In all this time of talking about apps and app companies, I have up until now refrained from revealing any of my app ideas, due mainly to worrying about my ideas being stolen. Perhaps that worry comes from my experience in biotech where you attempt to patent every idea that can be nailed down. Intellectual property in biotech is a big deal, since it is so hard-won through years of research and a lot of money. A patentable idea can be worth a lot. Since secrecy can be important in validating a patent, companies that worry about patents tend to be fairly tight-lipped.
However, I am finding that in the app business, ideas are a dime a dozen – it’s the execution that counts. Everybody and his brother-in-law has an app idea, but most of the time they don’t act on it. There are plenty of good ideas around, but it takes a serious investment of time and energy to get any single idea off the ground. Therefore, the money in the app business is all in the execution.

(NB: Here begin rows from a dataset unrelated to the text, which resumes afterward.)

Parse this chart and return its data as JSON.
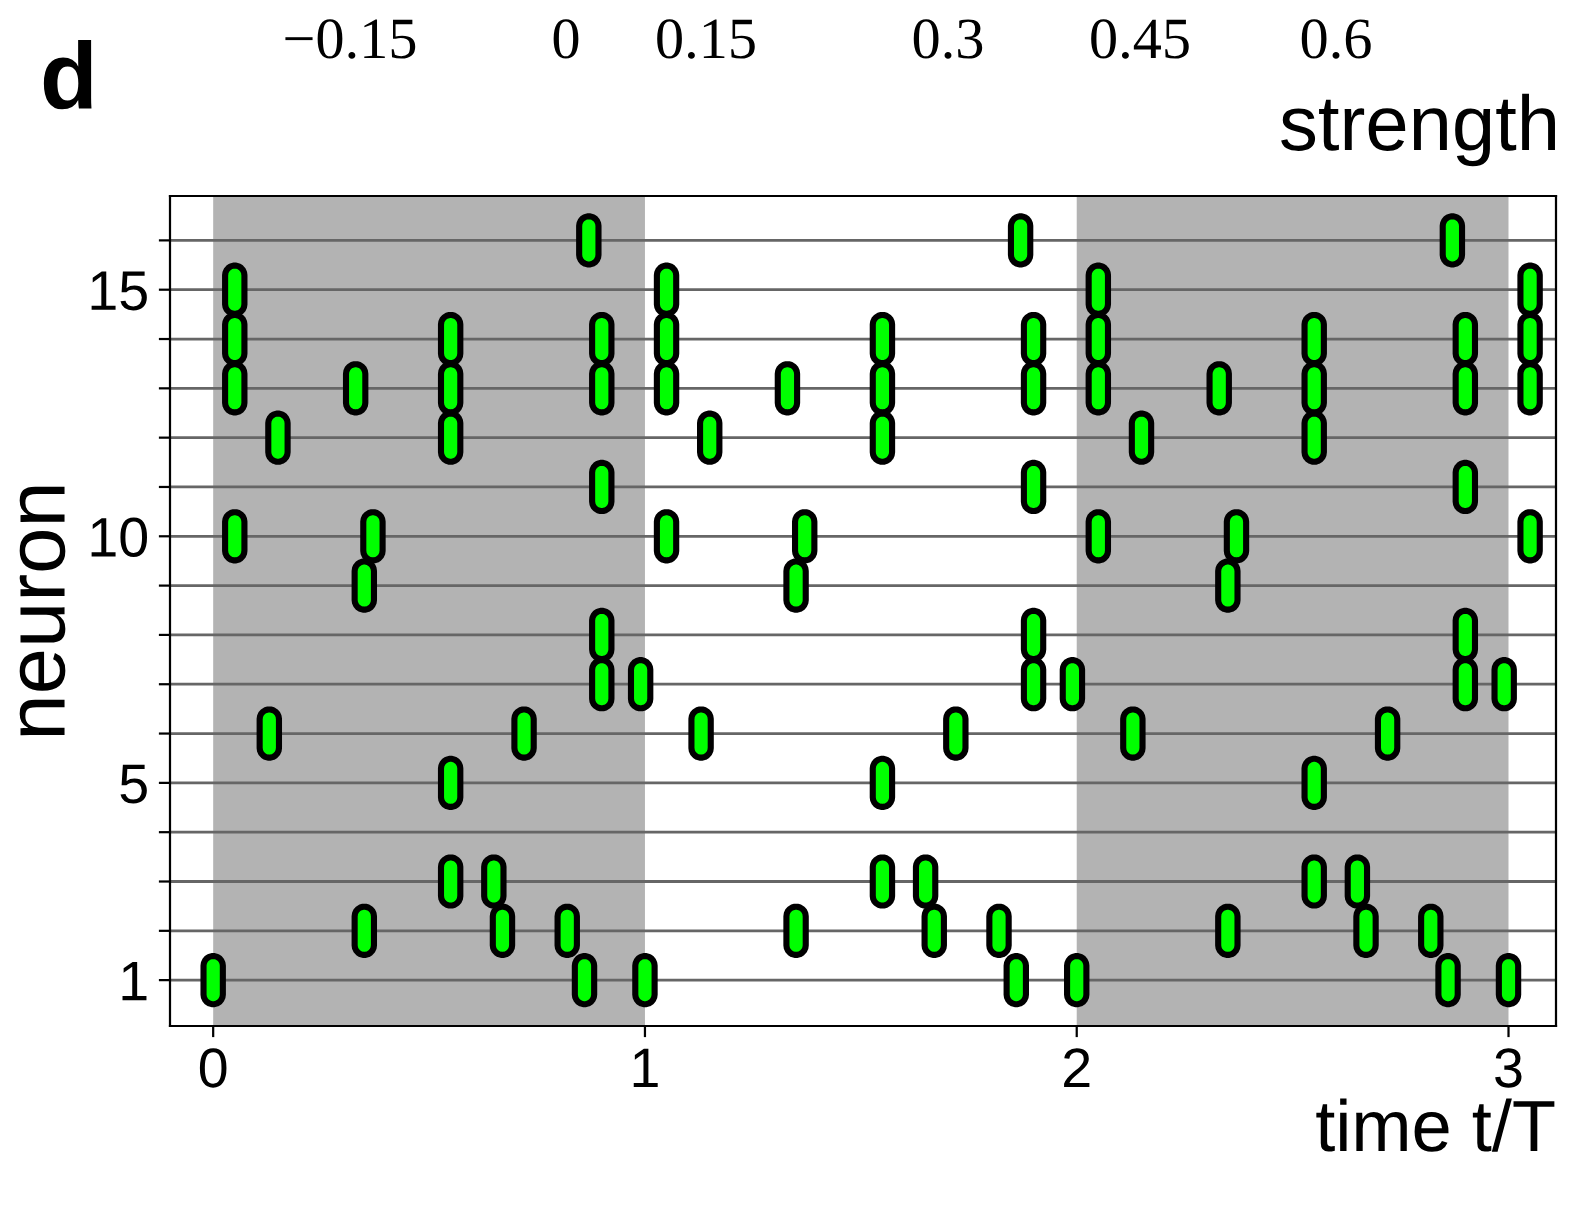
{
  "chart_data": {
    "type": "scatter",
    "xlabel": "time t/T",
    "ylabel": "neuron",
    "annotations": [
      "d",
      "−0.15",
      "0",
      "0.15",
      "0.3",
      "0.45",
      "0.6",
      "strength"
    ],
    "series": [
      {
        "color": "#00ff00",
        "x": [
          0,
          0.05,
          0.05,
          0.05,
          0.05,
          0.13,
          0.15,
          0.33,
          0.35,
          0.35,
          0.37,
          0.55,
          0.55,
          0.55,
          0.55,
          0.55,
          0.65,
          0.67,
          0.72,
          0.82,
          0.86,
          0.87,
          0.9,
          0.9,
          0.9,
          0.9,
          0.9,
          0.99,
          1,
          1.05,
          1.05,
          1.05,
          1.05,
          1.13,
          1.15,
          1.33,
          1.35,
          1.35,
          1.37,
          1.55,
          1.55,
          1.55,
          1.55,
          1.55,
          1.65,
          1.67,
          1.72,
          1.82,
          1.86,
          1.87,
          1.9,
          1.9,
          1.9,
          1.9,
          1.9,
          1.99,
          2,
          2.05,
          2.05,
          2.05,
          2.05,
          2.13,
          2.15,
          2.33,
          2.35,
          2.35,
          2.37,
          2.55,
          2.55,
          2.55,
          2.55,
          2.55,
          2.65,
          2.67,
          2.72,
          2.82,
          2.86,
          2.87,
          2.9,
          2.9,
          2.9,
          2.9,
          2.9,
          2.99,
          3,
          3.05,
          3.05,
          3.05,
          3.05
        ],
        "values": [
          1,
          15,
          14,
          13,
          10,
          6,
          12,
          13,
          9,
          2,
          10,
          14,
          13,
          12,
          5,
          3,
          3,
          2,
          6,
          2,
          1,
          16,
          14,
          13,
          11,
          8,
          7,
          7,
          1,
          15,
          14,
          13,
          10,
          6,
          12,
          13,
          9,
          2,
          10,
          14,
          13,
          12,
          5,
          3,
          3,
          2,
          6,
          2,
          1,
          16,
          14,
          13,
          11,
          8,
          7,
          7,
          1,
          15,
          14,
          13,
          10,
          6,
          12,
          13,
          9,
          2,
          10,
          14,
          13,
          12,
          5,
          3,
          3,
          2,
          6,
          2,
          1,
          16,
          14,
          13,
          11,
          8,
          7,
          7,
          1,
          15,
          14,
          13,
          10
        ]
      }
    ],
    "xlim": [
      -0.1,
      3.11
    ],
    "ylim": [
      0.07,
      16.9
    ],
    "xticks": [
      0,
      1,
      2,
      3
    ],
    "yticks": [
      1,
      {
        "value": 2,
        "label": null
      },
      {
        "value": 3,
        "label": null
      },
      {
        "value": 4,
        "label": null
      },
      5,
      {
        "value": 6,
        "label": null
      },
      {
        "value": 7,
        "label": null
      },
      {
        "value": 8,
        "label": null
      },
      {
        "value": 9,
        "label": null
      },
      10,
      {
        "value": 11,
        "label": null
      },
      {
        "value": 12,
        "label": null
      },
      {
        "value": 13,
        "label": null
      },
      {
        "value": 14,
        "label": null
      },
      15,
      {
        "value": 16,
        "label": null
      }
    ],
    "bands": [
      {
        "axis": "x",
        "from": 0,
        "to": 1,
        "color": "#b3b3b3"
      },
      {
        "axis": "x",
        "from": 2,
        "to": 3,
        "color": "#b3b3b3"
      }
    ],
    "grid": "y"
  }
}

To that end, you have to get out of the building and talk to potential customers, as I have alluded to in past blog posts. Recently, however, I’ve been feeling more and more hampered by the secrecy on this blog. It makes no sense. Secrecy is necessary for patents, but there is little to patent in software. I need openness, since I need to recruit everybody I can get to help in my venture. My idea may and may not be any good to begin with, and the only way to find out is to tell everybody I know and see what they say. I’ve been talking to potential customers about my idea, so why, if I am talking to them, am I not opening up my idea on this blog?
Well, no more.
So, in a word, what I want to do is:
That’s right, the hobby of putting your photos onto paper and embellishing the images with decorative elements. You are possibly already familiar with paper scrapbooking since it’s quite popular and you may well know people, mostly women, who do it. What I am proposing to do is digital scrapbooking. Instead of cutting up paper or ribbons to decorate your photo pages, you do it on your computer or tablet device using digital photos on virtual paper.
Why do digital scrapbooking? It began with my interest in the iPhone and the possibilities for the iPhone camera. When I first I started down this road, the camera clearly had potential, but what to do with the photos once you had them? One answer to that question was to allow users to create retro-looking images, like Hipstamatic and other apps. Another was social networking and sharing of images with other people, like with Instagram. The application I thought of was digital scrapbooking. Initially scrapbooking was non-existent on the iPhone, though a few reasonable apps were eventually developed, such as Coolibah and Tap’N’Scrap. Even so, there was room for improvement.
Then came the iPad and I realized that my idea had been all wrong; or rather, I was interested in creating for the wrong device. The iPhone is a little small for serious scrapbooking, but the iPad is a terrific device. Light-weight enough to be carried around, but a large enough screen to be satisfying when manipulating images. I would develop for the iPad!
So there you are. My thinking on this project has changed focus somewhat as I have included Android tablets and desktop computers as part of my plan (outlined in this blog in the past), but I remain committed to bringing an improved digital scrapbooking experience to mobile devices. Whether I can produce an app that people will pay for is an open question, but what is certain is that scrapbooking is a multi-billion dollar industry and that the digital portion of it is growing. I intend to be part of it.